In the leveraged loan market, behavioural-health software provider Therapy Brands Holdings LLC is set to wrap up its $400 million in term loans to support its $1.2 billion acquisition by private equity firm KKR & Co. There’s a bank meeting for Hilton Grand Vacations $1.3 billion term loan to partially support the acquisition of Diamond Resorts International on May 10, as well as one for Pathway Vet Alliance LLC’s $200 million incremental loan planned for Thursday.

More opportunistic borrowers may come as investors continue to pour money into US leveraged loan funds, which have seen the longest positive streak since 19 weeks between February and June 2018. JPMorgan Chase & Co credit analysts have revised upward their supply expectations across US credit, most significantly for leveraged loans. The bank now sees $775 billion of full-year leveraged loan issuance and $525 billion of high-yield bond sales -- increases of $500 billlion and $150 billlion, respectively.

“Leveraged credit issuers are capitalizing on record-low yields in 2021 at an unprecedented pace as the rapid recovery in the global economy and Fed’s easy monetary stance are boosting demand for both high-yield bonds and leveraged loans,” strategists including Nelson Jantzen and Eric Beinstein wrote in a Friday report.
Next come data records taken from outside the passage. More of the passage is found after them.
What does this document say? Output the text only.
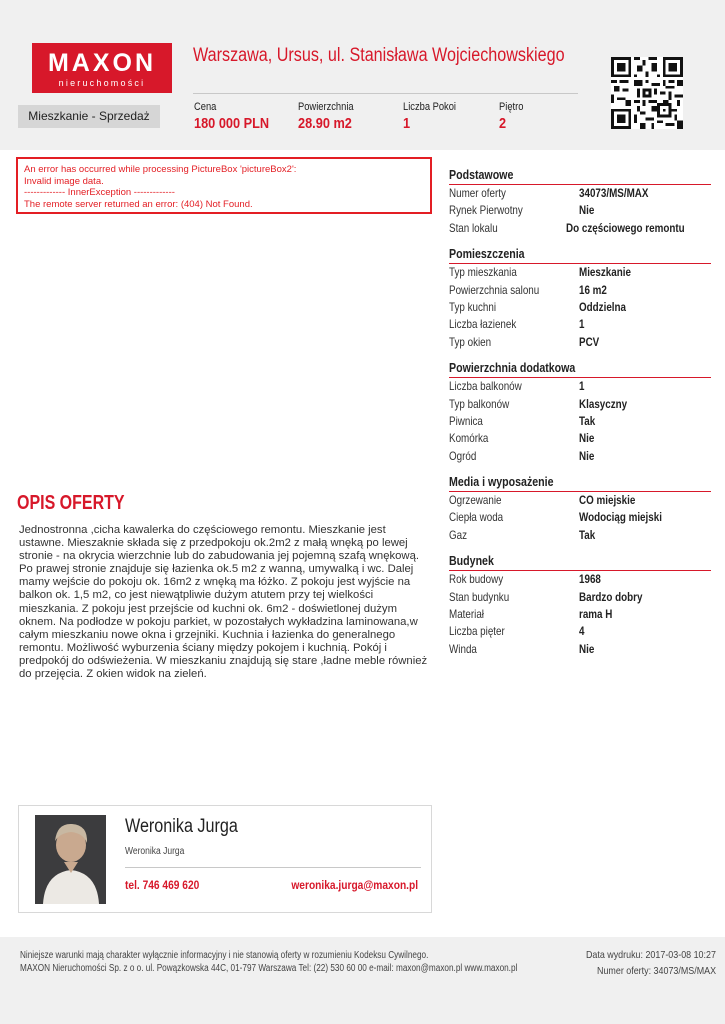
MAXON
nieruchomości
Warszawa, Ursus, ul. Stanisława Wojciechowskiego
Mieszkanie - Sprzedaż
Cena
180 000 PLN
Powierzchnia
28.90 m2
Liczba Pokoi
1
Piętro
2
An error has occurred while processing PictureBox 'pictureBox2':
Invalid image data.
------------- InnerException -------------
The remote server returned an error: (404) Not Found.
OPIS OFERTY
Jednostronna ,cicha kawalerka do częściowego remontu. Mieszkanie jest ustawne. Mieszaknie składa się z przedpokoju ok.2m2 z małą wnęką po lewej stronie - na okrycia wierzchnie lub do zabudowania jej pojemną szafą wnękową. Po prawej stronie znajduje się łazienka ok.5 m2 z wanną, umywalką i wc. Dalej mamy wejście do pokoju ok. 16m2 z wnęką ma łóżko. Z pokoju jest wyjście na balkon ok. 1,5 m2, co jest niewątpliwie dużym atutem przy tej wielkości mieszkania. Z pokoju jest przejście od kuchni ok. 6m2 - doświetlonej dużym oknem. Na podłodze w pokoju parkiet, w pozostałych wykładzina laminowana,w całym mieszkaniu nowe okna i grzejniki. Kuchnia i łazienka do generalnego remontu. Możliwość wyburzenia ściany między pokojem i kuchnią. Pokój i predpokój do odświeżenia. W mieszkaniu znajdują się stare ,ładne meble również do przejęcia. Z okien widok na zieleń.
Podstawowe
Numer oferty	34073/MS/MAX
Rynek Pierwotny	Nie
Stan lokalu	Do częściowego remontu
Pomieszczenia
Typ mieszkania	Mieszkanie
Powierzchnia salonu	16 m2
Typ kuchni	Oddzielna
Liczba łazienek	1
Typ okien	PCV
Powierzchnia dodatkowa
Liczba balkonów	1
Typ balkonów	Klasyczny
Piwnica	Tak
Komórka	Nie
Ogród	Nie
Media i wyposażenie
Ogrzewanie	CO miejskie
Ciepła woda	Wodociąg miejski
Gaz	Tak
Budynek
Rok budowy	1968
Stan budynku	Bardzo dobry
Materiał	rama H
Liczba pięter	4
Winda	Nie
Weronika Jurga
Weronika Jurga
tel. 746 469 620	weronika.jurga@maxon.pl
Niniejsze warunki mają charakter wyłącznie informacyjny i nie stanowią oferty w rozumieniu Kodeksu Cywilnego.
MAXON Nieruchomości Sp. z o o. ul. Powązkowska 44C, 01-797 Warszawa Tel: (22) 530 60 00 e-mail: maxon@maxon.pl www.maxon.pl
Data wydruku: 2017-03-08 10:27
Numer oferty: 34073/MS/MAX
In distressed credit, the bid to buy Hertz Global Holdings Inc. out of bankruptcy is coming to a head with an expected auction on Monday. An investor group including Centerbridge Partners prepared a new offer to counter the one currently chosen by the company, backed by Knighthead Capital Management and Certares Management, Bloomberg reported.

Also on Monday, Ron Perelman’s cosmetic giant reports first quarter results followed by an investor call. Sequential Brands Group faces a forbearance deadline that day. Later in the week mall owner Washington Prime’s forbearance agreement is scheduled to expire May 12 pending another extension.